Having been gently reprimanded for my lack of output lately (call it a golf mentality where less (strokes) is more) I've taken the lazy man's out and cobbled together some of the notes I take during my morning reads. It's rough but perhaps better than nothing...then again perhaps not.
Sticky Expectations and Gold
Anyone who has bought a stock and watched it rally can attest to the temptation of mentally booking profits at the highest recent price. When markets go on a tear, the temptation is even harder to resist. For those long Gold or Gold equity, past weeks were pure joy. On almost a daily basis, speculators could calculate their profits and reset their mental benchmarks of the price $600....$650...$700...$725. Then the correction sets in.
Prices fall back from recent highs. The small door problem (far more currency than real world deals at current prices) which led to the stunning rise of Gold and Gold equities comes into play for the sellers. As an aside, I expect the small door problem to get worse in the coming years. Margin traders will have to be even more nimble than usual.
After a $75 drop in the price of Gold, those who reset their benchmarks to $725 are likely feeling a bit low. Imagine though, assuming you are a long term holder like myself, that the price of Gold had never rallied to $725 but instead had been gently rising a few dollars a week and now sat at $655, a 56% gain on the year. That's not a bad trade.
Although I've long ago conceded my inability to guess exactly when markets get ahead of themselves, I accept that such phenomenon occur. This is not to argue that I think the current price of gold represents an durable equilibrium just that, in similar fashion to the way a person who suffers a terrible shock is likely to mentally digest the news in pieces, so too do collections of people digest reality at their own pace with lots of wishful thinking as a side dish.
To the extent one believes, as I do, that American economic dominance is giving way to an ascendant China, one should not expect a graceful transition. The last transition from Britain to the US took two world wars to sort out.
Return on investment of military spending
A few months ago, back when I couldn't golf every day and thus had more time to write silly notes the better to amuse my 3 readers, I wrote a piece which asked when investment becomes consumption. My answer was the investment becomes consumption when returns are zero or less.
With that in mind consider US military spending, which, according to this site, is about 43% of the world total (China and Russia's defense spending accounts for 6% each, who knows they might come out of this looking pretty sharp for not trying to keep up with the Jonses). Despite this disparity in spending, which has been going on for many years, the US military cannot bring rebels in Afghanistan and Iraq to submit. Moreover the carnage caused by the US military may poison the minds of those with whom US corporates will want to do business in the future. Thus far at least, the return on investment of military spending in those two endeavors is nil.

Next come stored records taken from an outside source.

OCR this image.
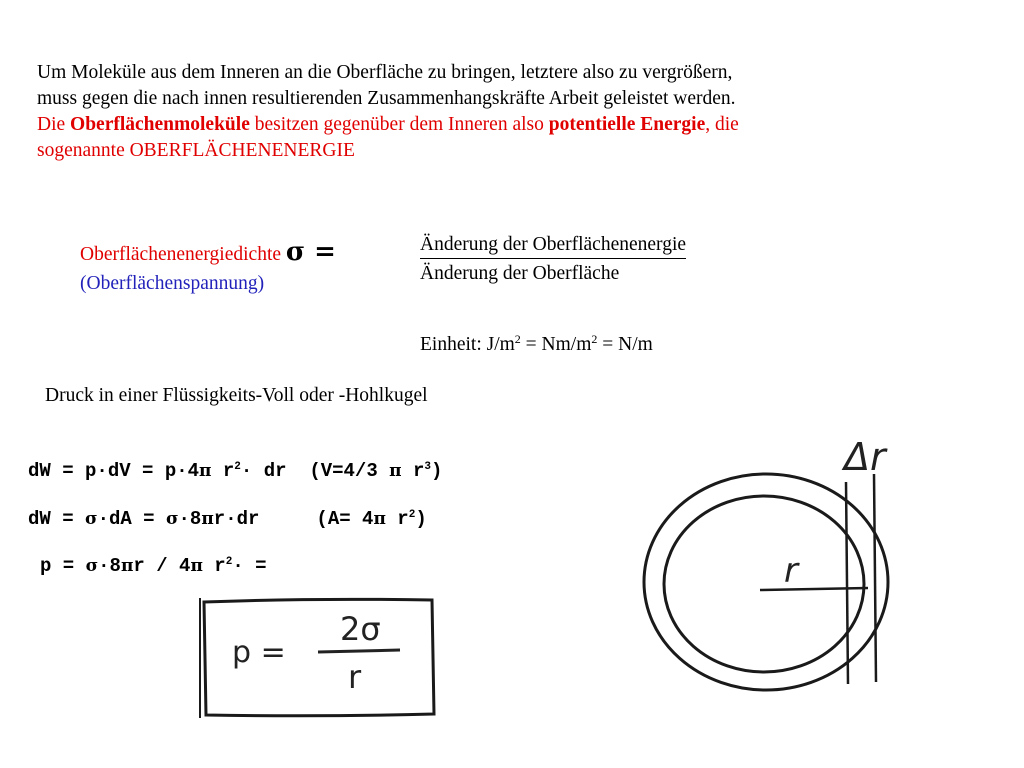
Um Moleküle aus dem Inneren an die Oberfläche zu bringen, letztere also zu vergrößern,
muss gegen die nach innen resultierenden Zusammenhangskräfte Arbeit geleistet werden.
Die Oberflächenmoleküle besitzen gegenüber dem Inneren also potentielle Energie, die
sogenannte OBERFLÄCHENENERGIE
Oberflächenenergiedichte σ =
(Oberflächenspannung)
Änderung der Oberflächenenergie
Änderung der Oberfläche
Einheit: $J/m^2 = Nm/m^2 = N/m$
Druck in einer Flüssigkeits-Voll oder -Hohlkugel
dW = p·dV = p·4π $r^2\cdot$ dr  (V=4/3 π $r^3$)
dW = σ·dA = σ·8πr·dr     (A= 4π $r^2$)
p = σ·8πr / 4π $r^2\cdot$ =
p =
2σ
r
Δr
r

Just as a rise in the price of oil will reduce the value of a oil importing nation's capital stock, so too will military failures reduce the value of a nation's military capital stock. While it might warm the heart of a die hard militarist, being able to blow up the world 6 times over isn't much use if the prize you seek is a functioning world.
The health of the financial system
One of the dogmas of the modern economy is the preeminent need to maintain the health of the financial system. But the financial system is not the real economy, it is but a piece with a goal of facilitating trade. To the extent the financial system is not facilitating trade but is instead inhibiting it (what economists call disintermediation) then a healthy financial system will not lead to a healthy real economy.
As the Austrians would put it, the financial system directs the real sector. When the direction is poor, the results will follow suit.